Bu hafta konuğum 10 Numara Eğitim LGS ve YKS Hazırlık Kurslarının kurucusu, Türkiye’ye Eğitim Koçluğu kavramını kazandıran ilk eğitimci, matematik öğretmeni ve meslek seçimi ile üniversite tercihlerine yönelik tavsiyeler içeren ZENGİN YAŞASIN ÇOCUKLAR isimli kitabın yazarı Öztuna Norman.
Öztuna Norman aynı zamanda TÜSİAV Yönetim Kurulu Üyesi, TÜSİAV Eğitim Platformu Başkanı ve Ankara Sağlık ve Eğitim Gönüllüleri Derneğinin Yönetim Kurulu Başkanı.
İlk sorum şudur:
Sizce öğrenciler için meslek seçimi ve mesleki yönlendirme nasıl olmalıdır?
Öztuna Norman:
Ben her daim yeteneklerin kişilerde çok erken yaşlarda tespit edilmesi gerektiğine inanmış ve bu inancımı her platformda dile getirmiş biriyimdir. Yine küçük çocuğu olan velilere çocuklarının yeteneklerini erken yaşta keşfetmelerini ve bu keşfin öneminin yine velilere aktarılmasını oldukça değerli bulmuş bir eğitimciyimdir. Çocukların bu tespitlere göre yaşam planının devlet tarafından organize edilmesi gerektiğini, hiç olmazsa devletin bu konuda tavsiyeler vermesinin lazım geldiğini ifade eden, buna inanan bir eğitimciyim. Ancak bu konuda devlet politikası üretemiyor ve bir ilerleme sağlayamıyorsak bu konuda ciddi bir planlamaya gidemiyorsak o zaman hiç olmazsa lise hayatının başında öğrencilere meslekleri tanıtmak gerekir düşüncesindeyim.

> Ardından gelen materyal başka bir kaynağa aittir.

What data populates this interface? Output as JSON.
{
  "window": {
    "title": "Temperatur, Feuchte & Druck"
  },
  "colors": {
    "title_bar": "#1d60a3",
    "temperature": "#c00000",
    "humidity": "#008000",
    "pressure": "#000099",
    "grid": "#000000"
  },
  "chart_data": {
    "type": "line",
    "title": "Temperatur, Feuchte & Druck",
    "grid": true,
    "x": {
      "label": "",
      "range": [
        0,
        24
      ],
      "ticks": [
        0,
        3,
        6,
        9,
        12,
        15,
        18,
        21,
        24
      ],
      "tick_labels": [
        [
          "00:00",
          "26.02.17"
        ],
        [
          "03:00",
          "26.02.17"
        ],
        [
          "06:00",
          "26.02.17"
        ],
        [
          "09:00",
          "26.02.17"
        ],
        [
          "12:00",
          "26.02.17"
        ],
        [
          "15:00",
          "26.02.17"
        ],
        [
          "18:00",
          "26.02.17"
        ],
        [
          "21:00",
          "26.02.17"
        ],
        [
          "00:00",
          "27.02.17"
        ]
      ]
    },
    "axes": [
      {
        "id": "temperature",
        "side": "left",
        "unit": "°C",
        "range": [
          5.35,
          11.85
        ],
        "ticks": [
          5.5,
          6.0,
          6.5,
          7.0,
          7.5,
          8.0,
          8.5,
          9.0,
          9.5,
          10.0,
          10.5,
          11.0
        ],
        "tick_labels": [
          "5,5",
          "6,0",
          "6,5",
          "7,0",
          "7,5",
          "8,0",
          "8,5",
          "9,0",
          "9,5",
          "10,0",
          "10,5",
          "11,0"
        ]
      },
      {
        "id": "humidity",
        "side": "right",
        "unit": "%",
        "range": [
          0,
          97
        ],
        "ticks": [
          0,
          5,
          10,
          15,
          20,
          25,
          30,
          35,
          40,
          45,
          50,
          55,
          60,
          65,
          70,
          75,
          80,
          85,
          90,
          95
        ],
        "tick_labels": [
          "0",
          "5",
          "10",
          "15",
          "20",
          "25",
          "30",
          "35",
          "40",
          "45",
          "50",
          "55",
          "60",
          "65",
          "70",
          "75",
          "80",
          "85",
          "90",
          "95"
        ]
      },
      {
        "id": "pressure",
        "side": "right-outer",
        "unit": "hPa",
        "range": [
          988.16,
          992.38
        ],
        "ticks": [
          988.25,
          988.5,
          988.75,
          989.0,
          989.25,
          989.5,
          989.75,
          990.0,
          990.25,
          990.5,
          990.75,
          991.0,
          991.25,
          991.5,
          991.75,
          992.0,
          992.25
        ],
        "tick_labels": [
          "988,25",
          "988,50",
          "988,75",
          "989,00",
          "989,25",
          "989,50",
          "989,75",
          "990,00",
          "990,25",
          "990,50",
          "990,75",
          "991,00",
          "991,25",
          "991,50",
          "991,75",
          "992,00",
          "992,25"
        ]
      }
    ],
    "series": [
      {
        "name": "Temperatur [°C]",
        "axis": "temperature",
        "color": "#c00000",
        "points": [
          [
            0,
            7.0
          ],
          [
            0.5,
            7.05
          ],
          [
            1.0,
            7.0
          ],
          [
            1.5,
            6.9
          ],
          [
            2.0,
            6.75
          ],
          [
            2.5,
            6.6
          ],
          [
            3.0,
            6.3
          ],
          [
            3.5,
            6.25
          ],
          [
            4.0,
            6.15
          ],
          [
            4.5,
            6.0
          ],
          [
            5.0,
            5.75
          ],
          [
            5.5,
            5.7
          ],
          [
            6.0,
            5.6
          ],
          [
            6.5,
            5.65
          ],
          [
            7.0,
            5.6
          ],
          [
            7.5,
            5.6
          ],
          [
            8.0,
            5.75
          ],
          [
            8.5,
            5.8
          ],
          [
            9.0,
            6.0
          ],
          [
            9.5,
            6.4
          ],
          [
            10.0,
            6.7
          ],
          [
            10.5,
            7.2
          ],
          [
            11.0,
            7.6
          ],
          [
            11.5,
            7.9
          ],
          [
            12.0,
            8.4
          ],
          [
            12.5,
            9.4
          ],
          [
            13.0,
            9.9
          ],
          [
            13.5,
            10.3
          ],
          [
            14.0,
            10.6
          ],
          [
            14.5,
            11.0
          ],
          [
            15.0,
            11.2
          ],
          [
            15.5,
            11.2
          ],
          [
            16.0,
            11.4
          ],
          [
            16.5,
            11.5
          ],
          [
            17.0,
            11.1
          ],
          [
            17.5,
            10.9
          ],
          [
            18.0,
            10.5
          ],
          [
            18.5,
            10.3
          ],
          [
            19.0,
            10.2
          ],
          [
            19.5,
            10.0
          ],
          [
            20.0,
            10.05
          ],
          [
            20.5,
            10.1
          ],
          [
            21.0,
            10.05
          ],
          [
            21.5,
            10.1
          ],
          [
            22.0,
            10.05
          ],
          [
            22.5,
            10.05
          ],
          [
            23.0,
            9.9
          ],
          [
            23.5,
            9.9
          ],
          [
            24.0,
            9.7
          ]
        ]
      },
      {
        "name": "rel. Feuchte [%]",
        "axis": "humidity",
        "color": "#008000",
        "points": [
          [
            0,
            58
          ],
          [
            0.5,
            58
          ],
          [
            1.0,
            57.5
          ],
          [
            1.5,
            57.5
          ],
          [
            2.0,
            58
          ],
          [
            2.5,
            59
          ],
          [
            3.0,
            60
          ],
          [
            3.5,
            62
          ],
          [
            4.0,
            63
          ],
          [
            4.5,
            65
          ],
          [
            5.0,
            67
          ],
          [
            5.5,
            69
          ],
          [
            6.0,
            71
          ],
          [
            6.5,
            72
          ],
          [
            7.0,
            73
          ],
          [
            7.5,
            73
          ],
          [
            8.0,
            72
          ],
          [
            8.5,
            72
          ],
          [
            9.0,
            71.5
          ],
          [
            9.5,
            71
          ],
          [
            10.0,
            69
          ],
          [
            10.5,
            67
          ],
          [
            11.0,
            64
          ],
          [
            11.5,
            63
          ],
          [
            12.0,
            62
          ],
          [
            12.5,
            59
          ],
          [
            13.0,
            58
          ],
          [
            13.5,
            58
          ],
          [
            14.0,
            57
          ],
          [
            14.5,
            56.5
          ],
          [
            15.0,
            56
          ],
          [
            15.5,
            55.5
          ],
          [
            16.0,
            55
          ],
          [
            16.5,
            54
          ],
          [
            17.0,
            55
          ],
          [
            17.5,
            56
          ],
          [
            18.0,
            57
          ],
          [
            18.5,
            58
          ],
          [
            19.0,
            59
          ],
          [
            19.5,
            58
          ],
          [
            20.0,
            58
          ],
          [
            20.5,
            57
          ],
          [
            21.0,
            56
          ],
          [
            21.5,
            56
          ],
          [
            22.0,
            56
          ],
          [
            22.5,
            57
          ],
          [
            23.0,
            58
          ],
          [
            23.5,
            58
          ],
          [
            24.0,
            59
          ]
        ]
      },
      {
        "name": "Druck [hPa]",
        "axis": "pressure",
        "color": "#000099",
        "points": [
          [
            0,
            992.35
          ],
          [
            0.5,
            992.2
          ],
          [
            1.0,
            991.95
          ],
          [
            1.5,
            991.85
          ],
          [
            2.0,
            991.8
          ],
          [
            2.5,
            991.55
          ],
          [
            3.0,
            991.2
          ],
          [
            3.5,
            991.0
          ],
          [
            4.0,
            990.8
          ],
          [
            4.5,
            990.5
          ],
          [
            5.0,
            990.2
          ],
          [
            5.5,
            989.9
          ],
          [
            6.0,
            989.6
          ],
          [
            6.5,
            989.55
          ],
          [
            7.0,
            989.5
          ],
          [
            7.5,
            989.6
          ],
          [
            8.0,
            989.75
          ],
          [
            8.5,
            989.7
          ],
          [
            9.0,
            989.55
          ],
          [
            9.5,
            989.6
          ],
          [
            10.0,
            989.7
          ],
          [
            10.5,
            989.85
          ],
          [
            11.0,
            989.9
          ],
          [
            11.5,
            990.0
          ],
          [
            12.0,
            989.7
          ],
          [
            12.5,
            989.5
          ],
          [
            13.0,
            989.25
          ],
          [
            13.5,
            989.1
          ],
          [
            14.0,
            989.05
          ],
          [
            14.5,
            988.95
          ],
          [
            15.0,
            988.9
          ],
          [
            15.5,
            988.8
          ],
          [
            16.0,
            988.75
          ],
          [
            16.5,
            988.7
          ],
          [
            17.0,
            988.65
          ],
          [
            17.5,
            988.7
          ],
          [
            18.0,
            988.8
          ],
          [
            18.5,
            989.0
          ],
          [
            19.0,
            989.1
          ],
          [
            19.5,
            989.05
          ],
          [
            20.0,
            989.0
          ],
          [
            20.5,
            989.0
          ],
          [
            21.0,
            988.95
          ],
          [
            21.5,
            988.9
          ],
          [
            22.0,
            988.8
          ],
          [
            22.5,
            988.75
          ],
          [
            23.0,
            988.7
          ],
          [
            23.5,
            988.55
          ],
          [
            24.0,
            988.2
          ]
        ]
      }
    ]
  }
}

Lise birinci sınıftan itibaren eğitim öğretim programına mutlaka “Meslek Tanıtım” derslerinin konulması gerekir. Öğrencilerin henüz erken sayılabilecek yaşlarda sonraki hayatlarını ilgilendiren çalışma alanları hakkında güvenilir kaynaklardan bilgi almaları, onların hayata daha pozitif bakmalarını sağlayabilecek bir anahtar rolü üstlenebilir.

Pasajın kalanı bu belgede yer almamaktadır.